The Watertown City Council approved a 10-year bundled contract with Axon and a $93,457 budget supplement on July 7 to equip officers with body-worn cameras, fleet cameras, tasers and ALPR capability, and to pay for initial equipment and training.

The Watertown City Council on July 7 approved a contract renewal with Axon and a $93,457 budget supplement to begin a bundled 10-year program for body-worn cameras, fleet cameras, tasers and automatic license-plate readers (ALPRs).

Watertown Police Chief Toomey told the council the package consolidates multiple prior contracts into one program and includes equipment refreshes (body cameras every 2½ years; tasers every five years), installation and virtual-reality training. "Everything works together with Axon, your fleet camera, your body camera, your taser," Chief Toomey said, describing integrated activation and cloud storage on evidence.com. He said the city currently stores roughly 30 terabytes of data with Axon and that the vendor maintains triple-redundant servers and an agency-controlled encryption scheme.

Chief Toomey said ALPR functionality is included at no extra charge under the 10-year option and that license-plate reads are retained 30 days (90 days for hits), while other evidence retention follows statutory and departmental retention schedules tied to offense class. He also told councilors Axon-provided AI transcription is not yet in use by the department for official report writing and that the department intends human oversight for any automated features.

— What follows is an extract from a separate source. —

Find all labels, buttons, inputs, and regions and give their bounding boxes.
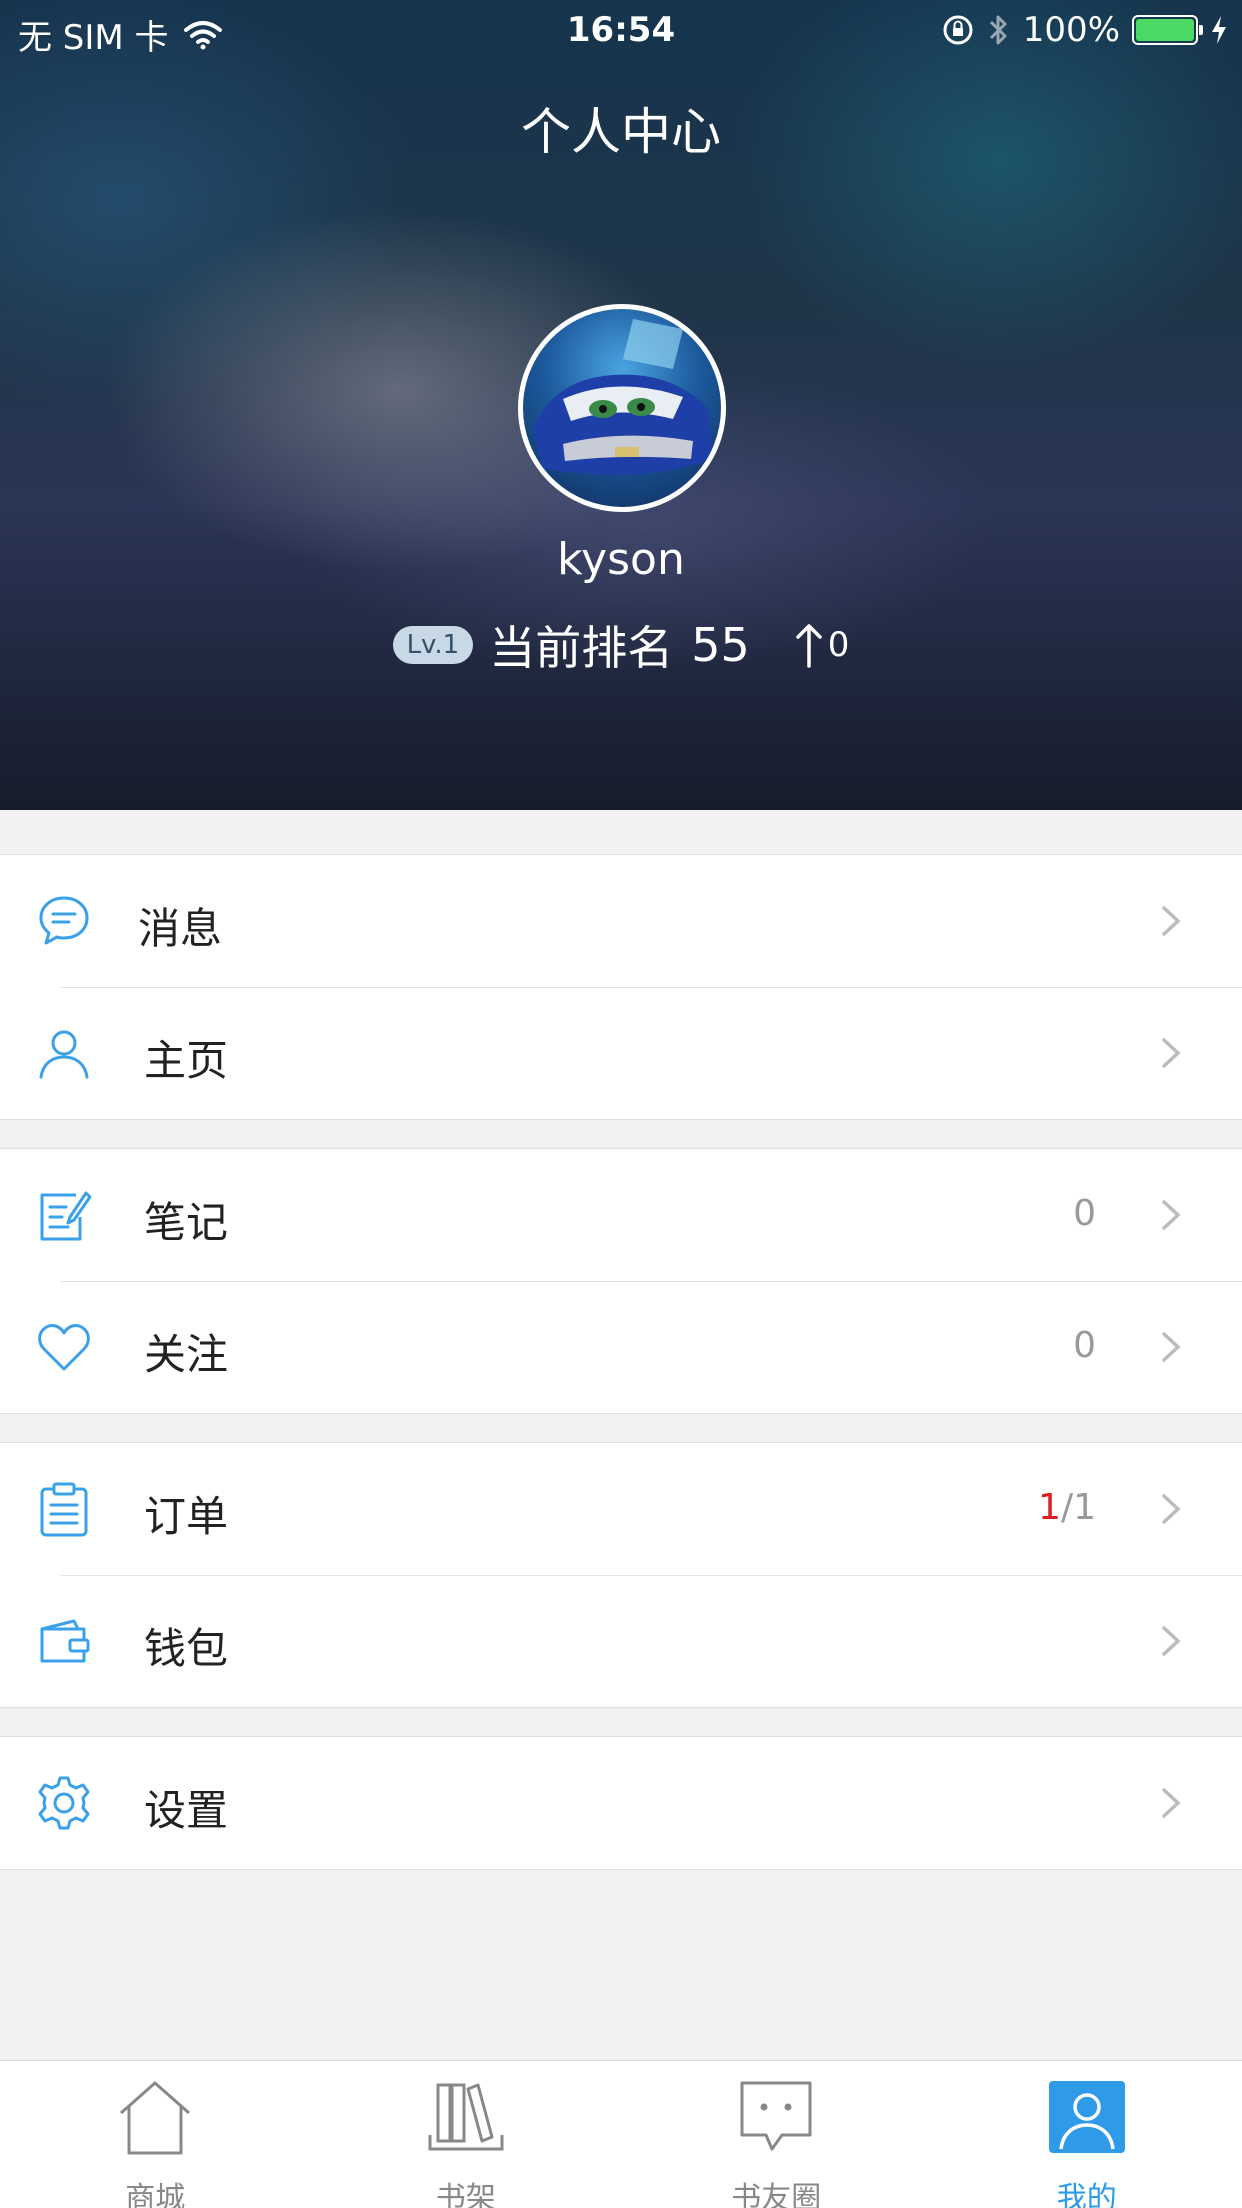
- avatar-car-illustration: [533, 319, 713, 475]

Council members pressed on several points: Councilman Hoyer asked whether Axon AI transcription is in use; Toomey said it is not. Councilman Allen and others discussed the bundled nature of the contract and whether separate contracts would be possible; Toomey said the services interoperate and the bundled offer reduced long-term inflationary risk compared with shorter renewal cycles. Council members also discussed an annual-appropriation off-ramp in the contract and the ability to retrieve data if the city ever ended the vendor relationship (Toomey said retrieval is possible but costly).

Councilman Peters moved to approve the budget supplement; the motion was seconded by Councilman Moorman and passed by roll call. Votes recorded aye from Allen, Hoyer, Pauline, Moorman, Durrance, Peters and Shutti.

What the council approved: a 10-year bundled contract with Axon that includes device refreshes, evidence storage via evidence.com, ALPR capability, virtual-reality training and related services, funded in part by a one-time 2025 budget supplement to acquire and deploy new equipment and begin the program.